SIN PAÑOS TIBIOS

Las palabras están ahí

Las grandes religiones y los pueblos del Libro coinciden en que las palabras son manifestaciones del poder de la divinidad. Sea el I Ching, el Ghita, el Libro de los Muertos, el Pol Vuh; sea La Torá, La Biblia, El Corán; sean las tradiciones del Zohar, el Séfer Ietzirá, etc., todos atribuyen poderes a las palabras que van más allá de sus atributos fonéticos.

En la traición judeocristiana, Jeremías 1:19 dice: “Entonces extendió El Señor su mano y tocó mi boca. Y El Señor me dijo: He aquí, he puesto mis palabras en tu boca”, y Juan 1:1 dice: “En el principio era el Verbo, y el Verbo era con Dios, y el Verbo era Dios”. Que en el principio era el Verbo, nos dice del poder de moldear la realidad de las palabras, y aunque para los nuevos gentiles sólo sirven para comunicarse, describir o transmitir conocimientos; antes de Juan los rabinos sabían que en todas las letras del nombre de Dios estaba cifrada la creación; algo que Borges sabía de sobra y en boca de él, Judá León también, cuando una vez pronunciado el “Nombre que es la Clave”, dio vida al Golem… como a Adán antes que él; como a Lázaro no tan antes.

“La palabra que no has dicho será tu esclava, la que ya has dicho te venderá”, decían los árabes; y “lo escrito, escrito está”, dijo Pilatos.
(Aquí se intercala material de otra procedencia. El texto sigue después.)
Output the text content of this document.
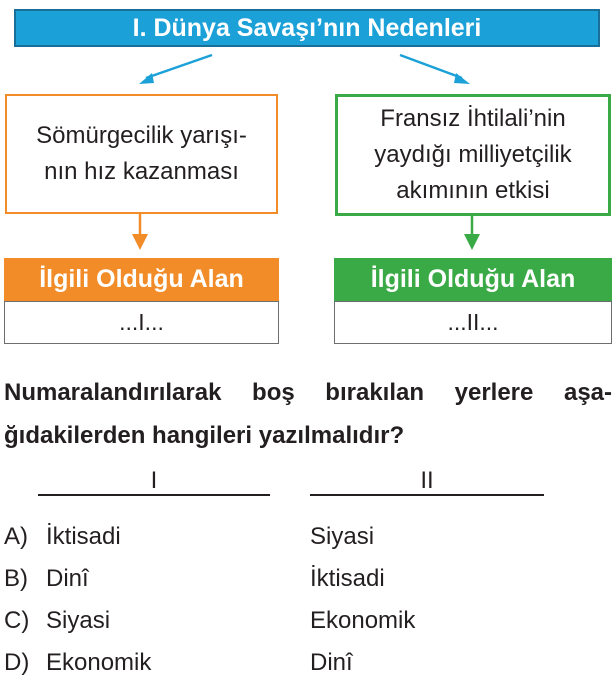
I. Dünya Savaşı’nın Nedenleri
Sömürgecilik yarışı-
nın hız kazanması
Fransız İhtilali’nin
yaydığı milliyetçilik
akımının etkisi
İlgili Olduğu Alan
...I...
İlgili Olduğu Alan
...II...
Numaralandırılarak boş bırakılan yerlere aşa-
ğıdakilerden hangileri yazılmalıdır?
I	II
A) İktisadi	Siyasi
B) Dinî	İktisadi
C) Siyasi	Ekonomik
D) Ekonomik	Dinî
Así las cosas, en tiempos donde la verdad se acomoda según las circunstancias, cobra más fuerza el Noble Camino Óctuple enseñado por Buda, donde el “hablar correcto” es una de las vías para el cese del sufrimiento y poder alcanzar el nirvana; o las enseñanzas de Epícteto y Marco Aurelio sobre la necesidad de decir palabras rectas, porque estas son el reflejo de un espíritu recto.

En el plano más local, terrenal y folclórico, con permiso del excelso poeta Mateo Morrison, las palabras están ahí. Y aunque quizás como sociedad comencemos a transitar senderos oscuros; o quizás nos tocará vivir tiempos aciagos en donde verbalizar ciertas palabras irritará epidermis sensibles y conllevará consecuencias… no hay que tener miedo, ni rabia, ni ninguna otra sensación que no sea la aceptación de que Newton lo había previsto todo, y que cada acción conlleva una reacción; y corresponde a cada quien –según su capacidad, circunstancia, coyuntura, reciedumbre de espíritu, o material esférico–, aceptar pagar el precio o no de esa libertad que ejercemos gracias a quienes pagaron un día el precio más alto, para que hoy pudiéramos disfrutarla.

Toda palabra es correcta si se corresponde con lo que siente el corazón de quien la pronuncia, e incorrecta si es falsa o traiciona su sentir. Que cada quien cargue la cruz que pueda o quiera cargar; que en la vida hay muchos papeles para interpretar, pero el único que importa es el que Dios ha decidido para cada quien, y, al final, sólo nos debemos a ÉL.